«Wir sind noch nicht am Ziel angekommen»
Alt-Bundesrätin Ruth Dreifuss (SP) war eine aktive Kämpferin für das Frauenstimmrecht und setzt sich noch heute für die Gleichstellung ein. Anlässlich des «Frauen-Jahres» beantwortet sie dem Unter-Emmentaler ein paar Fragen zum Thema.
Das Interview führte Irmgard Bayard mit Alt-Bundesrätin Ruth Dreifuss
Obwohl Sie bereits 1960 20 Jahre alt waren, konnten Sie auf Bundesebene erst elf Jahre später abstimmen und wählen. War dies vor 1971 für Sie überhaupt ein Thema?
In Genf war ich mit 20 schon Vollbürgerin auf kantonaler und Gemeindeebene. Die Gegnerkampagne vor der negativen Abstimmung von 1959 empfand ich als entmündigend – was sie auch war – und beleidigend.
Wie haben Sie sich konkret für die Frauenrechte eingesetzt?
Die folgenden zwölf Jahre waren für mich eine sehr aktive politische Zeit. Ich trat der SP bei und sehr rasch auch den Gewerkschaften, engagierte mich für internationale Fragen, demonstrierte an der Uni und natürlich für das Frauenwahl- und -stimmrecht. Es gab viele Vorträge und Anlässe, sowie eine grosse Kundgebung in Bern, an denen ich teilnahm.
Waren Sie eine Alleinkämpferin oder haben sich in der Westschweiz Frauen zusammengetan?
Der Sieg schien uns in Reichweite und es gab eine sehr breite Teilnahme von Frauen aus verschiedenen Parteien und Berufsverbänden. Der Bund der Frauenorganisationen spielte eine wichtige Rolle. Und in der Westschweiz kämpften viele Männer auf unserer Seite. In Genf, um nur ein Beispiel zu nennen, stimmten weniger als 9 % der Männer gegen die politischen Rechte der Frauen.
Wie haben Sie die Frauenstreiks von 1991 und 2019 erlebt?
1991 wurde der Streik von den Gewerkschaften ausgerufen und getragen. Zu dieser Zeit war ich als Sekretärin des Schweizerischen Gewerkschaftsbunds eine der Organisatorinnen. Und wir waren überwältigt vom Erfolg und von der Breite der Forderungen, die uns alle so stark vereinigte. 2019 war ich eine der 500 000 Frauen – und feministischen Männer – die zusammen die Gleichstellung weiterentwickeln wollten und die gegen Diskriminierungen und Gewalt an Frauen sowie an Menschen mit verschiedenen sexuellen Orientierungen demonstrierten.
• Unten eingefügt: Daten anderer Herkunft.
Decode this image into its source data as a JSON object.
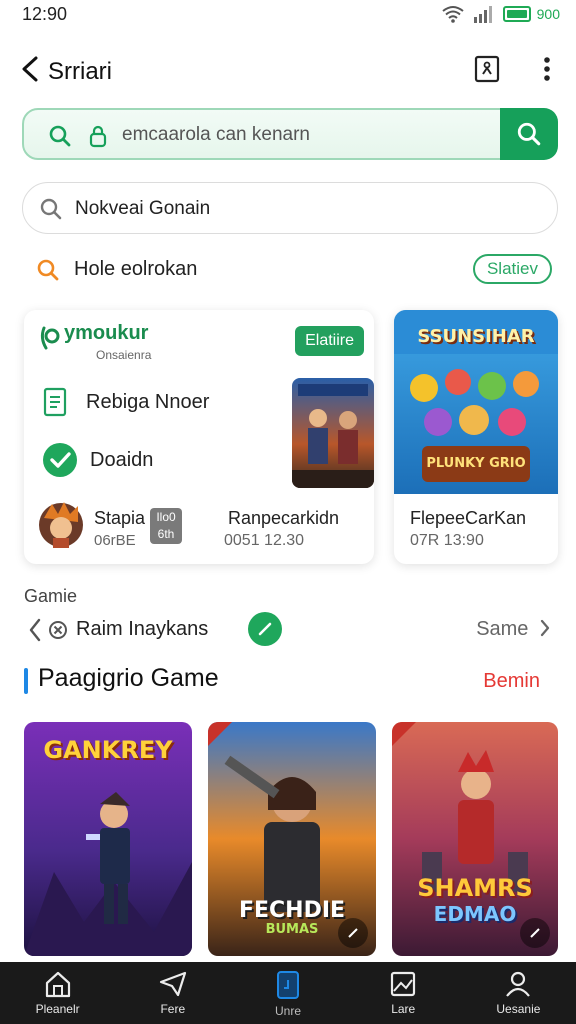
{
  "status_bar": {
    "time": "12:90",
    "battery": "900"
  },
  "header": {
    "title": "Srriari"
  },
  "search_primary": {
    "text": "emcaarola can kenarn"
  },
  "search_secondary": {
    "text": "Nokveai Gonain"
  },
  "recent": {
    "text": "Hole eolrokan",
    "pill": "Slatiev"
  },
  "featured_card": {
    "brand": "ymoukur",
    "subtitle": "Onsaienra",
    "button": "Elatiire",
    "rows": [
      {
        "label": "Rebiga Nnoer",
        "icon": "document-icon"
      },
      {
        "label": "Doaidn",
        "icon": "check-circle-icon"
      }
    ],
    "player_name": "Stapia",
    "player_meta": "06rBE",
    "badge": "Ilo0 6th",
    "item_name": "Ranpecarkidn",
    "item_meta": "0051 12.30"
  },
  "side_card": {
    "banner_title": "SSUNSIHAR",
    "banner_sub": "PLUNKY GRIO",
    "name": "FlepeeCarKan",
    "meta": "07R 13:90"
  },
  "section_label": "Gamie",
  "nav_row": {
    "text": "Raim Inaykans",
    "same": "Same"
  },
  "popular": {
    "title": "Paagigrio Game",
    "more": "Bemin"
  },
  "tiles": [
    {
      "title": "GANKREY",
      "subtitle": ""
    },
    {
      "title": "FECHDIE",
      "subtitle": "BUMAS"
    },
    {
      "title": "SHAMRS",
      "subtitle": "EDMAO"
    }
  ],
  "bottom_nav": [
    {
      "label": "Pleanelr",
      "icon": "home-icon"
    },
    {
      "label": "Fere",
      "icon": "send-icon"
    },
    {
      "label": "Unre",
      "icon": "card-icon"
    },
    {
      "label": "Lare",
      "icon": "image-icon"
    },
    {
      "label": "Uesanie",
      "icon": "user-icon"
    }
  ],
  "colors": {
    "accent": "#16a05a",
    "more_link": "#e53935",
    "section_bar": "#1e88e5",
    "nav_bg": "#1a1a1a"
  }
}
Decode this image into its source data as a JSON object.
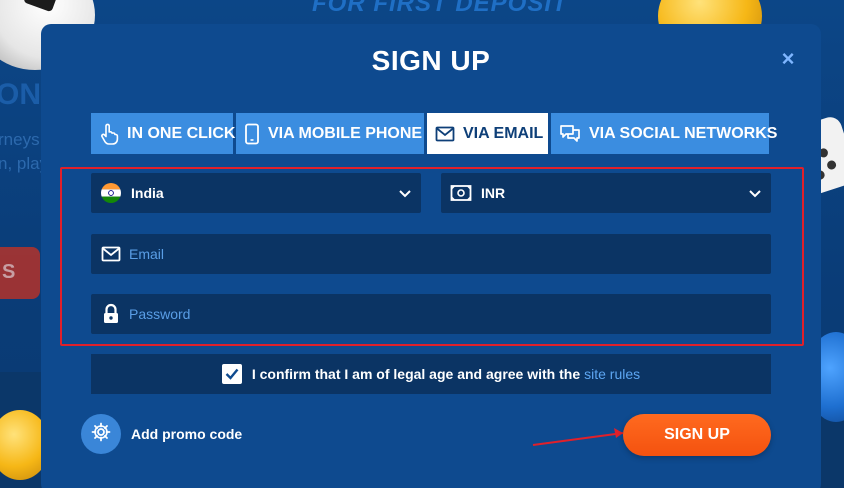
{
  "background": {
    "banner_text": "FOR FIRST DEPOSIT",
    "money_text": "ONEY",
    "line1": "rneys and",
    "line2": "n, play",
    "red_button_text": "S"
  },
  "modal": {
    "title": "SIGN UP",
    "close_icon": "×"
  },
  "tabs": [
    {
      "label": "IN ONE CLICK",
      "icon": "hand-pointer-icon",
      "active": false
    },
    {
      "label": "VIA MOBILE PHONE",
      "icon": "phone-icon",
      "active": false
    },
    {
      "label": "VIA EMAIL",
      "icon": "envelope-icon",
      "active": true
    },
    {
      "label": "VIA SOCIAL NETWORKS",
      "icon": "chat-icon",
      "active": false
    }
  ],
  "form": {
    "country": {
      "value": "India",
      "icon": "india-flag-icon"
    },
    "currency": {
      "value": "INR",
      "icon": "banknote-icon"
    },
    "email": {
      "placeholder": "Email",
      "value": ""
    },
    "password": {
      "placeholder": "Password",
      "value": ""
    },
    "agree": {
      "checked": true,
      "text": "I confirm that I am of legal age and agree with the",
      "link": "site rules"
    },
    "promo_label": "Add promo code",
    "submit_label": "SIGN UP"
  },
  "colors": {
    "modal_bg": "#0e4a8f",
    "tab_bg": "#3b8de0",
    "tab_active_bg": "#ffffff",
    "field_bg": "#0b3464",
    "accent_orange": "#f4520f",
    "link_blue": "#5da6f2",
    "highlight_red": "#e0202a"
  }
}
Was hat sich Ihrer Meinung nach in Bezug auf die Gleichberechtigung positiv verändert?
Das Erreichen des Wahl- und Stimmrechts war nicht nur der Sieg einer hundertjährigen Bestrebung, es war nicht einfach das Ende der Verweigerung eines Menschenrechts, es war ein Anfang. Erst dann wurden die meisten Gesetze nach Diskriminierungen überprüft und korrigiert, zum Beispiel im Ehe- und Scheidungsrecht oder in der AHV. Auch Hindernisse in der Ausbildung, in der Berufswahl, beim Schwangerschaftsabbruch und beim Mutterschaftsurlaub wurden abgebaut.
Wo gibt es bis heute die grössten «Baustellen»?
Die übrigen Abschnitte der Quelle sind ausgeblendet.